The music faded in an abrupt popping of the club’s speakers.
I zipped my jeans with trembling fingers, but the button didn’t catch. Once. Twice. Figured. The damn things came off so easily. I held my breath and yanked at the denim.
“It’s a strip club, sweetheart.” Thorne tugged on my belt loop until I stumbled before him. “Not many girls put clothes back on.”
The jeans buttoned. He lowered my shirt over the waistband. And just like that, my body had been covered, our desire sated, and the heat and sweat of the room replaced with foreboding chill. His hand brushed my cheek. My stomach bundled into tight pain.
I would not say goodbye.
He didn’t say it either.
“You stay downstairs,” he said. “Once Gold and Scotch get here, you’re leaving. We’ll find you a safe place…if one even exists anymore.”
Thorne pulled me from Lyn’s office. The club darkened as the straying dancers gathered their bags and hurried out in manicured outrage. Lyn pulled two guns from behind the counter. Her eyes hardened into the green menace of a swirling curse.
“My club is, and always has been,
neutral
territory.” Lyn pushed the guns to him with a frown. “Consider our arrangement null and void. Anything that happens here is on your head.”
Thorne grunted. “Let’s survive tonight before renegotiating contracts. Get the hell out of here, Lyn.”
“So you and Exorcist can burn Sorceress to the ground? I should call the goddamned fire marshal and have him stand fucking guard.”
“If you plan on staying, better whip out your tits. At least give Ex something to shoot at.”
“Won’t have to. He’ll be aiming for your head.”
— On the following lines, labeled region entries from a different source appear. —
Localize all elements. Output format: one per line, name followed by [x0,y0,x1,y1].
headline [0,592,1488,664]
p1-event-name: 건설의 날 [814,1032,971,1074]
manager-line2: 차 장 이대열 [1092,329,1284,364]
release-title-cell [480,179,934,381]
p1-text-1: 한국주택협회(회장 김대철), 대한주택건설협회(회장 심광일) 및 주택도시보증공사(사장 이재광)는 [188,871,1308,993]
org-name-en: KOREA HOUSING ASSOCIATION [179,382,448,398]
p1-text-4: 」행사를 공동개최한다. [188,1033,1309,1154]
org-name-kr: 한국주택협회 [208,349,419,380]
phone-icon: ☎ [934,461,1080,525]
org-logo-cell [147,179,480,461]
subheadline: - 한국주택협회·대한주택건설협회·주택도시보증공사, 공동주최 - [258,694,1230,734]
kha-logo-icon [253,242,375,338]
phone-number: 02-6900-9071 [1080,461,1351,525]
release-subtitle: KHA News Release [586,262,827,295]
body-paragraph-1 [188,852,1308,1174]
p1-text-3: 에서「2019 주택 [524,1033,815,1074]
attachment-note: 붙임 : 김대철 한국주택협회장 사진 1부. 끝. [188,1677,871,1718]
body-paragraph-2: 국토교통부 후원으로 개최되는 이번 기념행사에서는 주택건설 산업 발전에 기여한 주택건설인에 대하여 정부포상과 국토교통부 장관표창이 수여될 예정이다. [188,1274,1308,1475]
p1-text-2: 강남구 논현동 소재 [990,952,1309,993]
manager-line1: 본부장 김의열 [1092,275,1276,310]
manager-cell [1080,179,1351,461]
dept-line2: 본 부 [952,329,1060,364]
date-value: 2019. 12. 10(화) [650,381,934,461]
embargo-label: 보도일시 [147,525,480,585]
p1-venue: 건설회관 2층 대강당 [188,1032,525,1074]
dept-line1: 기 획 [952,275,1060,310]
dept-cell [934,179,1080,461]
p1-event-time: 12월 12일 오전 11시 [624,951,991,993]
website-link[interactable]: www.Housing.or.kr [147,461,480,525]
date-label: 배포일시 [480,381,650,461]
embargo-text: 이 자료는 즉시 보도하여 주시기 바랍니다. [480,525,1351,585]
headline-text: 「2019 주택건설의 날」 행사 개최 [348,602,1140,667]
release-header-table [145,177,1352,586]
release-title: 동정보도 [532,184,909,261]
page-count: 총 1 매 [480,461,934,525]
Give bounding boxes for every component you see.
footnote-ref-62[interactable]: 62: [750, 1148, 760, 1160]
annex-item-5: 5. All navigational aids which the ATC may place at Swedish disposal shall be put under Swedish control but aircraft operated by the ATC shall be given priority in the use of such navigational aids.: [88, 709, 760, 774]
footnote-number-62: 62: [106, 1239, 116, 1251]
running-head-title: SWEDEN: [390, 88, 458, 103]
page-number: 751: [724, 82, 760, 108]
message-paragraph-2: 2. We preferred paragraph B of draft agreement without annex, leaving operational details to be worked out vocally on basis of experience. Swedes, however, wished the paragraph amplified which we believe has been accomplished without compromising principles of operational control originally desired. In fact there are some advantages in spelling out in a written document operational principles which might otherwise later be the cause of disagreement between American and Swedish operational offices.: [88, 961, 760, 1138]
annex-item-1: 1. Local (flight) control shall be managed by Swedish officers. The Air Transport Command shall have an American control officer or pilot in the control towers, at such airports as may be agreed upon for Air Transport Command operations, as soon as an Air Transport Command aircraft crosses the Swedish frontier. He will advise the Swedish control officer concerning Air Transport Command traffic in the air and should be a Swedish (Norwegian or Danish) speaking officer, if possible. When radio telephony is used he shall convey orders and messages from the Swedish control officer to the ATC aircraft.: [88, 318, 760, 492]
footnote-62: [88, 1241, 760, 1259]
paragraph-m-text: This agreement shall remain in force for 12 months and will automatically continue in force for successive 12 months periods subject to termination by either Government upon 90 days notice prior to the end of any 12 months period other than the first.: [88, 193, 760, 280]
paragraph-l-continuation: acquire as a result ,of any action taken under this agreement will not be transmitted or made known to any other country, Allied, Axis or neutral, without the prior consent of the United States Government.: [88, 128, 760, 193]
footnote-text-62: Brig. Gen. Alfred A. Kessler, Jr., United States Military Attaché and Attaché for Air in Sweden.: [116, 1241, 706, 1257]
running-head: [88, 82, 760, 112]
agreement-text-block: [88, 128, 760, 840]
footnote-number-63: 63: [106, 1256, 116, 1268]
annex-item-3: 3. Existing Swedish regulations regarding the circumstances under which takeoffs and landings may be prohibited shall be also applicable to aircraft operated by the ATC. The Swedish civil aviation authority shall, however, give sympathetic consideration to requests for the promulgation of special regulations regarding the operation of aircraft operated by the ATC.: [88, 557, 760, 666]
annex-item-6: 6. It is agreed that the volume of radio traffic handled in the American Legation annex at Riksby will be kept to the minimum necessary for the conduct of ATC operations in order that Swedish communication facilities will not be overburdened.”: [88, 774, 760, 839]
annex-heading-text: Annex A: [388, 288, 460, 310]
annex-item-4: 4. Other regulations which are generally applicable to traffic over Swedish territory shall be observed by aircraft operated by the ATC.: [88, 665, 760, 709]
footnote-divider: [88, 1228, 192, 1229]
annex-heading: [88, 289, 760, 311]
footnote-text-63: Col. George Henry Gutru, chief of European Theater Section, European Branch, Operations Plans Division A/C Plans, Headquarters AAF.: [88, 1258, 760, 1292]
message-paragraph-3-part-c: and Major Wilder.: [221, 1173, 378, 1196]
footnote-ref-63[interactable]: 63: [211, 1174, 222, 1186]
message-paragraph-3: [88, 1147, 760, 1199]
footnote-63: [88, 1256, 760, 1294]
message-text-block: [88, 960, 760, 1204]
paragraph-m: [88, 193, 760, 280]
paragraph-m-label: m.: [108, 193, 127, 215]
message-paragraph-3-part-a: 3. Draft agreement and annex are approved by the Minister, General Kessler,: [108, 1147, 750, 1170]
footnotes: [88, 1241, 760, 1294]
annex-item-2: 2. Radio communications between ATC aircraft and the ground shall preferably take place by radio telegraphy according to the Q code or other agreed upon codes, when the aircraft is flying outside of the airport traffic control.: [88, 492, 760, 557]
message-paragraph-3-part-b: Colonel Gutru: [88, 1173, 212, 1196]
The resentment in her voice snapped like the strings of an aging guitar. Apparently Thorne and Lyn didn’t know how to say goodbye to each other either.
He pulled me from the bar and shoved one of the handguns into my palm. The cold metal rested unfamiliar and frightening.
“I can ride a bike.” I swallowed. “But I’ve never shot a gun.”
The metal in his eyes glinted like the weapon in my hand. “You better hope it stays that way.”
Thorne was no optimist. Neither was I. What did I ever have to be optimistic about? Music? My family? Even the best things in my life shattered with crime, violence, and the specter of fear.